Марья Ивановна

Евгения Фахуртдинова
Арбатская жизнь походила на матрёшку – одна сущность и призвание снаружи и много разных личностей и талантов внутри. Постоянно вращаясь в сложившейся среде, художники Арбата проходили школу жизни, становились психологами, менеджерами, пиарщиками, неплохо разговаривали на английском и знали несколько горячих фраз десятка других языков. Свобода, появившаяся неожиданно, будто бросила их под пресс, и выжить смогли только крепкие духом.
«Ну вот, пора перекусить», – сказал себе Митя и отправился в кафе при ресторане «Прага», куда любил ходить обедать. Продажи картин Вараввы шли в гору, и за своим рабочим местом он попросил присмотреть Колю Искру, который, кроме туманов на реке и дальнего огонька костра, похоже, ничего и не рисовал. Хотя работы его разлетались бойко.
В кафе Митя взял свой любимый бульон с яйцом, салат оливье, смачно приправленный майонезом, салат из кальмаров, котлету по-киевски и яблочный сок. Организм художника срочно требовал заправки, а говяжий бульон всегда радовал и насыщал. Ещё этот бульон поражал его своей прозрачностью, на фоне которой яйцо, разрезанное пополам, и несколько гренок белого хлеба плавали медленно и лениво, словно звёзды на небосклоне, а желток яйца напоминал луну на зимнем небе.
«Вот интересно, а на Луне есть запах?» – подумал он, жадно делая первый глоток горячего бульона из фирменной чашки.
Посетители этого кафе принадлежали к тому слою москвичей и гостей столицы, что могли позволить себе оставить пару рублей за обед. Бомжей здесь не водилось, всегда было чисто, да и разговоры велись негромко, без надрыва, никто никогда не ругался. Именно поэтому Митя и любил это место.
Киевская котлета, съеденная почти наполовину, наконец-то дала телу успокаивающее тепло, «пир души» – как говаривали художники. Кусочки свежего картофеля фри, мастерски прожаренные до розово-коричневой корочки осеннего листа, без лишнего капающего масла, с ароматной мякотью внутри, чудесно дополняли обед, делая его идеальным.
Доедая последнюю ложку оливье, он обратил внимание, что в кафе зашла Марья Ивановна – знаменитая на весь Арбат тётя Маша, лет семидесяти, всегда бодрая, в огромных очках с толстыми линзами и копной тёмных волос, ещё ни разу не тронутых краской, которые она всегда собирала в пучок.
– Привет пенсионерам! – Митя помахал Марье Ивановне.
– И тебе не болеть, – ответила она с достоинством, – я видела, ты товаром обзавёлся, – и пытливо посмотрела на него. – Откуда картинки?
– Да парень один из Питера привёз…
– Ты, Мить, Сашке, сыну моему, проставься. Видела я, сколько ты денег за одну работу поднял. А ему на лекарства знаешь сколько нужно?

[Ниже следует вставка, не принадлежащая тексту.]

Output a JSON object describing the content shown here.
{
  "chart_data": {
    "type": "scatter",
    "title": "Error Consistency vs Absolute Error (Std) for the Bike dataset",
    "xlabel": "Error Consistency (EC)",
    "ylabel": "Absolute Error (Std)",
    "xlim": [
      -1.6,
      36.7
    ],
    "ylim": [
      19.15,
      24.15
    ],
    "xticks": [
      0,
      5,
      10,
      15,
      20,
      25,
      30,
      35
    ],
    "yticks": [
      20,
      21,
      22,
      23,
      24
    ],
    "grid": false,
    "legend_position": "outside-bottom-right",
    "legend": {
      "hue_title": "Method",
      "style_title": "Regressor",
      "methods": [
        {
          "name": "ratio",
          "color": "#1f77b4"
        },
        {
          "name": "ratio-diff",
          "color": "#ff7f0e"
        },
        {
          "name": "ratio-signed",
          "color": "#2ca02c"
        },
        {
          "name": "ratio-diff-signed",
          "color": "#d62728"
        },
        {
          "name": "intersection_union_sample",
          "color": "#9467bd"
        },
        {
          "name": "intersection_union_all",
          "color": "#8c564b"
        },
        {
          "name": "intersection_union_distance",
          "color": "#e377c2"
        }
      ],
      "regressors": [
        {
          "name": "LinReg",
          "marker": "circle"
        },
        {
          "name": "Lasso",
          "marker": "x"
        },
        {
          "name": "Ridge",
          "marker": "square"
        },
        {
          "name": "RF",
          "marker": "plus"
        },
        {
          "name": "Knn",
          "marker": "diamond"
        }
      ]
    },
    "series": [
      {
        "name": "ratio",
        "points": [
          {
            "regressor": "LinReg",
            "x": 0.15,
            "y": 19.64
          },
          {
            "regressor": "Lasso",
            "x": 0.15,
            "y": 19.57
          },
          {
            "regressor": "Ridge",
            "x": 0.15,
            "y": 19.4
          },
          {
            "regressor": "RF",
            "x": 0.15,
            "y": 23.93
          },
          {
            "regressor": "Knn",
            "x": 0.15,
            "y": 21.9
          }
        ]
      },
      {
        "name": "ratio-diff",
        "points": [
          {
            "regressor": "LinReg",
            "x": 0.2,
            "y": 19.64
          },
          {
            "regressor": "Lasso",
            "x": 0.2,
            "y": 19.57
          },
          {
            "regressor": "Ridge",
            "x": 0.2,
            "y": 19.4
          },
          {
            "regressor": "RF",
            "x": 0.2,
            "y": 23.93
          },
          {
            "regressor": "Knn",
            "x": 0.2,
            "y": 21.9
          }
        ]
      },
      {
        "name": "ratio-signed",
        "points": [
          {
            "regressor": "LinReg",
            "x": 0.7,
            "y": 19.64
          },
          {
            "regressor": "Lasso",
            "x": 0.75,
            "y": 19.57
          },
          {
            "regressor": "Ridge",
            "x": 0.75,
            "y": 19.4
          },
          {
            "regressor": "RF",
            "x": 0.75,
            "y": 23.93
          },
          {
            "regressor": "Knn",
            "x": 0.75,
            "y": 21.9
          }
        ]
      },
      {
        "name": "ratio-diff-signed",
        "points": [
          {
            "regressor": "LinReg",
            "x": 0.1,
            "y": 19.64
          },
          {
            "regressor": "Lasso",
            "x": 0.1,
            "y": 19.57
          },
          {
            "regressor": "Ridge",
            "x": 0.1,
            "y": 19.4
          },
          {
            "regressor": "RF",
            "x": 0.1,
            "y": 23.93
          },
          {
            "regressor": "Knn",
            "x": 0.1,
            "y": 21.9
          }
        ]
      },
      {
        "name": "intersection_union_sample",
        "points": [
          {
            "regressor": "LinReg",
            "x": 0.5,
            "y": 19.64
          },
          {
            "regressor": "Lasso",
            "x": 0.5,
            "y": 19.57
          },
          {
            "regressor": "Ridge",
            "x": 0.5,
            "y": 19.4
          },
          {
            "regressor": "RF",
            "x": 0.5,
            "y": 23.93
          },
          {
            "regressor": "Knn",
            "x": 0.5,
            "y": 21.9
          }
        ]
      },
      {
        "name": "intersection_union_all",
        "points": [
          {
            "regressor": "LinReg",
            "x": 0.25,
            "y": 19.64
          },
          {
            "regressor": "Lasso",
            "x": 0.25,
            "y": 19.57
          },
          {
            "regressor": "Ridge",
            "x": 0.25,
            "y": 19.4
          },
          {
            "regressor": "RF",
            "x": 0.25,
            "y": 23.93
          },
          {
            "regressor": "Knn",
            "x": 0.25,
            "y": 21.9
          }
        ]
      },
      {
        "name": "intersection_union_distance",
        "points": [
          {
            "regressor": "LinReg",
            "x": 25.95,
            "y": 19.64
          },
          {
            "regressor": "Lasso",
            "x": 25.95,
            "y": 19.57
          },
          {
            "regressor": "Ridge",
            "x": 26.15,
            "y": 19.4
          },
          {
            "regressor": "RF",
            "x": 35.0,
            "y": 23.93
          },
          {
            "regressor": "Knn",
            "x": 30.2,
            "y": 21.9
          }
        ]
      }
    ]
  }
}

– Сделаем, Марья Ивановна, – ответил Митя. «Откуда она всё знает?» – подумал про себя.
Марью Ивановну знали все арбатские. Она сидела при Сталине, что подтверждала наколка на её левом запястье. В сорок пять лет родила сына, которому не повезло – с детства он был инвалидом с отсохшей правой ногой, отчего ходил, переваливаясь и напоминая утку. Но никто никогда не позволял себе сказать что-то плохое в адрес её сына, зная историю о том, как однажды молниеносным движением руки она чуть не оторвала ухо одному шутнику.
Она с удовольствием меняла доллары у иностранцев, перепродавая их дальше – «утюгам». «Контора» её не трогала, и она чутьём понимала это, не выпячивалась, была с ними уважительной и незаметной.
Марья Ивановна сдавала половину своей комнаты в коммуналке в доме-рыцаре, названном так за шлем в середине крыши, под хранилище этюдников, планшетов портретистов, получая неплохие деньги. Часто она стояла и за продажей картин, когда просили, и брала десять процентов от реализации, да и её сын вскоре обзавёлся столом с матрёшками и картинками, смешно крича проходившим иностранцам: «Эй, народ, не скупись! Покупай живопись!» или «Самый лучший коллектив – это наш кооператив!», «Мужчина без денег – мужчина-бездельник!».